Dopo la morte della signora, la famiglia ha deciso di affidarle le cure del signor Francesco. La sua dedizione verso la signora prima, e verso il signor Francesco dopo, è così lampante nelle sue parole! Ricorda ogni dettaglio, persino le date precise degli eventi, i compleanni, i giorni passati in ospedale durante la malattia, tutto. Faccio una battuta sulla sua memoria di ferro, mi risponde così: «Mi ricordo perché io non lo assisto e basta». Ecco il cuore, la compassione, l’entrare davvero all’interno di un rapporto familiare. E poi continua, raccontandomi di quanto hanno stima di lei: «Mi hanno anche dato la forza, nel 2013, di prendere la patente!».
Da quando Mariana ha iniziato a guidare, porta signor Francesco, oggi ottantottenne, a fare la spesa, a vedere il mare, a pagare le bollette, a comprare le medicine. Perché lo fa? Per coinvolgerlo mi dice, per non lasciare che si abbandoni alla solitudine sulla sua poltrona, per integrarlo – come dice lei – nella giornata. «Dopo la morte della moglie non abbiamo passato un periodo facile – racconta – la depressione lo stava travolgendo e purtroppo ha avuto tre ictus a distanza di anni. Non è mai stato un grande chiacchierone, ma io lo stuzzico, non mi piace che stia troppo in silenzio».
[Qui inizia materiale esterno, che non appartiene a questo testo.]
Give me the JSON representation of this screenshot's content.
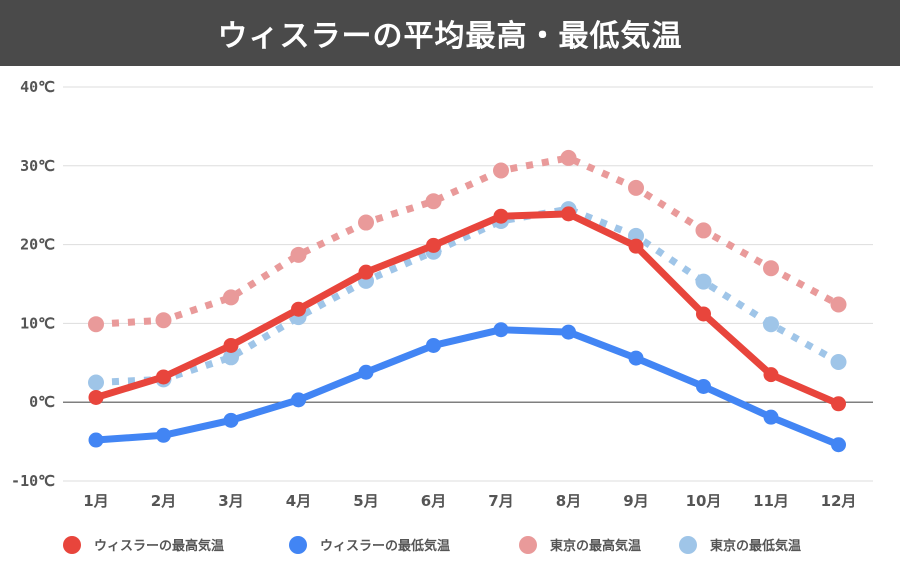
{
  "chart_data": {
    "type": "line",
    "title": "ウィスラーの平均最高・最低気温",
    "categories": [
      "1月",
      "2月",
      "3月",
      "4月",
      "5月",
      "6月",
      "7月",
      "8月",
      "9月",
      "10月",
      "11月",
      "12月"
    ],
    "yticks": [
      "40℃",
      "30℃",
      "20℃",
      "10℃",
      "0℃",
      "-10℃"
    ],
    "ylim": [
      -10,
      40
    ],
    "grid": true,
    "legend_position": "bottom",
    "series": [
      {
        "name": "ウィスラーの最高気温",
        "color": "#e8453c",
        "style": "solid",
        "values": [
          0.6,
          3.2,
          7.2,
          11.8,
          16.5,
          19.9,
          23.6,
          23.9,
          19.8,
          11.2,
          3.5,
          -0.2
        ]
      },
      {
        "name": "ウィスラーの最低気温",
        "color": "#4285f4",
        "style": "solid",
        "values": [
          -4.8,
          -4.2,
          -2.3,
          0.3,
          3.8,
          7.2,
          9.2,
          8.9,
          5.6,
          2.0,
          -1.9,
          -5.4
        ]
      },
      {
        "name": "東京の最高気温",
        "color": "#e99a9a",
        "style": "dotted",
        "values": [
          9.9,
          10.4,
          13.3,
          18.7,
          22.8,
          25.5,
          29.4,
          31.0,
          27.2,
          21.8,
          17.0,
          12.4
        ]
      },
      {
        "name": "東京の最低気温",
        "color": "#9fc5e8",
        "style": "dotted",
        "values": [
          2.5,
          2.9,
          5.7,
          10.8,
          15.4,
          19.1,
          23.0,
          24.5,
          21.1,
          15.3,
          9.9,
          5.1
        ]
      }
    ]
  }
}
Parliamo dei quindici anni di dedizione e lavoro: non è stato tutto rose e fiori, c’era il sentirsi in colpa per un figlio lontano, ma c’era anche la soddisfazione e la consapevolezza di poter migliorare la vita del caro figlio: «In quel periodo – sottolinea – non avevo altra scelta, se non partire. Ho fatto tanti sacrifici, lasciando la famiglia lontana mentre io ero qui da sola, ma in questo modo mio figlio ha potuto frequentare l’Università a Bucarest, sono contenta e orgogliosa. Spero che possa avere una vita diversa e avere quello che non ho avuto io».
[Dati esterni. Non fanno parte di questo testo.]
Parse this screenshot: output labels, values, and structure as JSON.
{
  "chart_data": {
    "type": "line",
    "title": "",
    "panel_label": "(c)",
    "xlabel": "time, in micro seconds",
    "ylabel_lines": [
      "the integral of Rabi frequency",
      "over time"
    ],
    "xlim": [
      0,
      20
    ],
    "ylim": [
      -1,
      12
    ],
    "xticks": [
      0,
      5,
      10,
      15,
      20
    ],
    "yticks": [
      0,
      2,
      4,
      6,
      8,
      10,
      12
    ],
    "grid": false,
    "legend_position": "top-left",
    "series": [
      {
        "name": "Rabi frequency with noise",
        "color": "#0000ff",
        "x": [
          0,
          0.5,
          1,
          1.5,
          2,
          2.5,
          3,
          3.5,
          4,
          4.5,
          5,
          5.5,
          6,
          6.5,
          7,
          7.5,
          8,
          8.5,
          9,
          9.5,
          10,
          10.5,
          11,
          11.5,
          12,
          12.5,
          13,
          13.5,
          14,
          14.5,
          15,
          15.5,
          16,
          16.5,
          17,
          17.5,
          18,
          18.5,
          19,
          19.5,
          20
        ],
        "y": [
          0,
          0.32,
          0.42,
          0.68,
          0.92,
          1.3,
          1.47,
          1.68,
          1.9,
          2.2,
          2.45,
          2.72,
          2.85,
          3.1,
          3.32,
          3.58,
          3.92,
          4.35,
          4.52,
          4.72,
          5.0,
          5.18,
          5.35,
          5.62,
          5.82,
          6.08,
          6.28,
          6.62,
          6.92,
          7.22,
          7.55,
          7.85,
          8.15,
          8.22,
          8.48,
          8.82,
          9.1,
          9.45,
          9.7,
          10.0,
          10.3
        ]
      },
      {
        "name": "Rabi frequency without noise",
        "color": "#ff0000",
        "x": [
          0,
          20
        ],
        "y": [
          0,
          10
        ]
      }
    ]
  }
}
Le giornate sono scandite dagli impegni, commissioni, faccende domestiche. È solo da qualche anno che Mariana ritaglia un po’di tempo per le sue passioni: «Amo i fiori e fare giardinaggio, mi prendo cura della veranda! Fare questo lavoro prende tanto tempo, le giornate non sono mai tutte uguali».
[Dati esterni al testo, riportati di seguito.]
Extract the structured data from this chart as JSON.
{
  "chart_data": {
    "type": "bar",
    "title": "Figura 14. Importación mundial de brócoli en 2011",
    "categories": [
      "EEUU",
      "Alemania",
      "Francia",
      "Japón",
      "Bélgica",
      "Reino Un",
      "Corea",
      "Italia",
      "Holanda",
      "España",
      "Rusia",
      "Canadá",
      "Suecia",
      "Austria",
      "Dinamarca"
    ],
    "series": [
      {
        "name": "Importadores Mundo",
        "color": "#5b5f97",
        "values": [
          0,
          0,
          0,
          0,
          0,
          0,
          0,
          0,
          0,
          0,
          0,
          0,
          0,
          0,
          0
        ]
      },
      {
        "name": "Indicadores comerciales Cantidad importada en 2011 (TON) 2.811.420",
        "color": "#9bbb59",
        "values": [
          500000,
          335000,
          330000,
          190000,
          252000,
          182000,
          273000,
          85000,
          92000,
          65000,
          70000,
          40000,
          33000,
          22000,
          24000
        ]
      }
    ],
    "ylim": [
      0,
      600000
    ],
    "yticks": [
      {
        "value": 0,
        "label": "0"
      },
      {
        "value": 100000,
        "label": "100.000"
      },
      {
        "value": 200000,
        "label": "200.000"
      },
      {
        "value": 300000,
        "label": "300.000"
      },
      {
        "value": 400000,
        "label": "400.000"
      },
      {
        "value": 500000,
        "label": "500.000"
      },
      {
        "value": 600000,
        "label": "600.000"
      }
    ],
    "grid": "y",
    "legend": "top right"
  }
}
Il lavoro come badante è stata un’opportunità, non una scelta, ma ha capito che le piaceva, che combaciava con il suo modo di essere. «Avrei potuto cambiare, cercare un altro mestiere, una casa per conto mio. Ma poi, sai com’è? Ti affezioni», mi confessa durante la nostra telefonata. Il suo paese natale e i suoi familiari le mancano, ma i cellulari di ultima generazione, fra videochiamate e foto, accorciano le distanze.
L’ultima domanda a bruciapelo. «Sì, tornando indietro rifarei le stesse scelte, nonostante il dolore per le persone che ho lasciato. Mi sento davvero fortunata ad aver trovato la gentilezza della famiglia Cannas».